Transforming Data Streams with Kafka Connect: An Introduction to Single Messa...
Transforming Data Streams with Kafka Connect: An Introduction to Single Messa...Transforming Data Streams with Kafka Connect: An Introduction to Single Messa...
Transforming Data Streams with Kafka Connect: An Introduction to Single Messa...
 
A Domino Admins Adventures (Engage 2024)
A Domino Admins Adventures (Engage 2024)A Domino Admins Adventures (Engage 2024)

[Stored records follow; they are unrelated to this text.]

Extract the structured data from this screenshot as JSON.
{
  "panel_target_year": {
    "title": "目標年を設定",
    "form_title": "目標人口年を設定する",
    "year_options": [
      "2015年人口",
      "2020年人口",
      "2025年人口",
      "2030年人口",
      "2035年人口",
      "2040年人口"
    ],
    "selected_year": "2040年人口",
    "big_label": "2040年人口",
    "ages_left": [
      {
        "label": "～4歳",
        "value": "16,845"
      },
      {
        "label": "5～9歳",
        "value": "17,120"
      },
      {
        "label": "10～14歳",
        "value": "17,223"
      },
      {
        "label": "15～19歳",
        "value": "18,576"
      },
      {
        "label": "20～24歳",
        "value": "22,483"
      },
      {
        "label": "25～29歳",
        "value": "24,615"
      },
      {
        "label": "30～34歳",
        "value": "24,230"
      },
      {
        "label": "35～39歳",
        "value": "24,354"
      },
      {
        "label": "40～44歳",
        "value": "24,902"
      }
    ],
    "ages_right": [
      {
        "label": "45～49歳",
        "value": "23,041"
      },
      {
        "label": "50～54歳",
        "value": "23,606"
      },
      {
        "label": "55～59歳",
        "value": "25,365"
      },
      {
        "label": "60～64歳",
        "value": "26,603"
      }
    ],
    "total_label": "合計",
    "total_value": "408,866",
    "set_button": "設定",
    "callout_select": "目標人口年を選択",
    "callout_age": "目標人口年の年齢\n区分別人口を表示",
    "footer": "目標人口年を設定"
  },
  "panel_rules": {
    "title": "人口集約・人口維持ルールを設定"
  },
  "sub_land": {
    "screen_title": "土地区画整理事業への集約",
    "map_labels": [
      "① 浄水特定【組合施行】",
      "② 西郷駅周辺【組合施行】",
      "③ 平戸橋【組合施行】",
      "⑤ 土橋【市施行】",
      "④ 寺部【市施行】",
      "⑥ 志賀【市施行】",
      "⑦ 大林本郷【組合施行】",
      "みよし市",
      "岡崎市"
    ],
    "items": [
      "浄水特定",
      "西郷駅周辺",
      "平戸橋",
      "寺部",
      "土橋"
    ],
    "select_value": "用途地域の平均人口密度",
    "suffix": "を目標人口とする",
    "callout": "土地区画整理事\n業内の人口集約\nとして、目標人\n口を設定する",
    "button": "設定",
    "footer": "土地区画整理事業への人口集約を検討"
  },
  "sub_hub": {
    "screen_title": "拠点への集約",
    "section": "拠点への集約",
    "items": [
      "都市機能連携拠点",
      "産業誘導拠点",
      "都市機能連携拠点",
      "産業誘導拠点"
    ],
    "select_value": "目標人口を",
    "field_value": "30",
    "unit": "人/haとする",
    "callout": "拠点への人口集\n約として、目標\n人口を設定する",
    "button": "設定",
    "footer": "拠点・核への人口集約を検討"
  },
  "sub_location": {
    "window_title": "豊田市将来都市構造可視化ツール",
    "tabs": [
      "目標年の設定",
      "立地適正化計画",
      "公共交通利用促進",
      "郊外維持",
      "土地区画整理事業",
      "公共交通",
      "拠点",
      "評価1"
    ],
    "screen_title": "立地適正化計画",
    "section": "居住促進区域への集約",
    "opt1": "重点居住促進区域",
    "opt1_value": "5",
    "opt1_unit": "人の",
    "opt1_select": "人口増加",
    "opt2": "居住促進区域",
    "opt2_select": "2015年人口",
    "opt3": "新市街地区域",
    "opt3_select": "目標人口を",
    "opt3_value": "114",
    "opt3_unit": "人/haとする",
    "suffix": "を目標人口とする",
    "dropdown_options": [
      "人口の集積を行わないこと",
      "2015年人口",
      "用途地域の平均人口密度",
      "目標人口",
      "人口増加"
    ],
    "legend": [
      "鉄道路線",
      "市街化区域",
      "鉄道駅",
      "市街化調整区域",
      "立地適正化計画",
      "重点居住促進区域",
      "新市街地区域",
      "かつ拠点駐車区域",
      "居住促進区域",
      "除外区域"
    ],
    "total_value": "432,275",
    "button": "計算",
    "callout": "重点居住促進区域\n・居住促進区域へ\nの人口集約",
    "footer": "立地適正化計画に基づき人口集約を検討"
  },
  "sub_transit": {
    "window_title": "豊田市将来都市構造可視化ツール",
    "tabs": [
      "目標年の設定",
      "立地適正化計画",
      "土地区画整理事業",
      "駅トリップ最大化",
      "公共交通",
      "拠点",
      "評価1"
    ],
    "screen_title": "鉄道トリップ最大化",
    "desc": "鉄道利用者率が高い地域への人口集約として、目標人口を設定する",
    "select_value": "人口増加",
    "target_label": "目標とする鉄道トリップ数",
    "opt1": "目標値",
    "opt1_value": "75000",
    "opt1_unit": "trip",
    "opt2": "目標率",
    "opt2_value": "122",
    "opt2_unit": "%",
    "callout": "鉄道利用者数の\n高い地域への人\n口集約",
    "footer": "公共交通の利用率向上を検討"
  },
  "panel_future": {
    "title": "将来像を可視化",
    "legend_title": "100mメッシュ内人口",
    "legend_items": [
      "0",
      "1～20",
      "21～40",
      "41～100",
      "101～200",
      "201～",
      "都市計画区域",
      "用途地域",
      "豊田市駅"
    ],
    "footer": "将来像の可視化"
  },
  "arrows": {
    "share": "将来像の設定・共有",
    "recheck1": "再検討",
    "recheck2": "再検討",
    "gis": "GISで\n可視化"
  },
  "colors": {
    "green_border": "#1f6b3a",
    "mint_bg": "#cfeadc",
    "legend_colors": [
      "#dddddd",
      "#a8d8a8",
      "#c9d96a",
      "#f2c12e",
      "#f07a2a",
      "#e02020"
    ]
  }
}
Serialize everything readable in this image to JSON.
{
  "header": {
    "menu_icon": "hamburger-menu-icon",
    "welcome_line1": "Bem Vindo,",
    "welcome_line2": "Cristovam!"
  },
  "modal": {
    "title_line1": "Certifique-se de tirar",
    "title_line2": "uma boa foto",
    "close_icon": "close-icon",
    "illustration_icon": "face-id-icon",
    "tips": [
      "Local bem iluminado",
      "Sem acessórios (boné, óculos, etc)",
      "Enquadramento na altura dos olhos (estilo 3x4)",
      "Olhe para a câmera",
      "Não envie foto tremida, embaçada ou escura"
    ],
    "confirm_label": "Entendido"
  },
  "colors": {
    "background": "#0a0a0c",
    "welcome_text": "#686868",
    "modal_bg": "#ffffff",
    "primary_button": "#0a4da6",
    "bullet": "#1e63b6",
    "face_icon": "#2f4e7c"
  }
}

A Domino Admins Adventures (Engage 2024)
 
CNv6 Instructor Chapter 6 Quality of Service
CNv6 Instructor Chapter 6 Quality of ServiceCNv6 Instructor Chapter 6 Quality of Service
CNv6 Instructor Chapter 6 Quality of Service
 
Swan(sea) Song – personal research during my six years at Swansea ... and bey...
Swan(sea) Song – personal research during my six years at Swansea ... and bey...Swan(sea) Song – personal research during my six years at Swansea ... and bey...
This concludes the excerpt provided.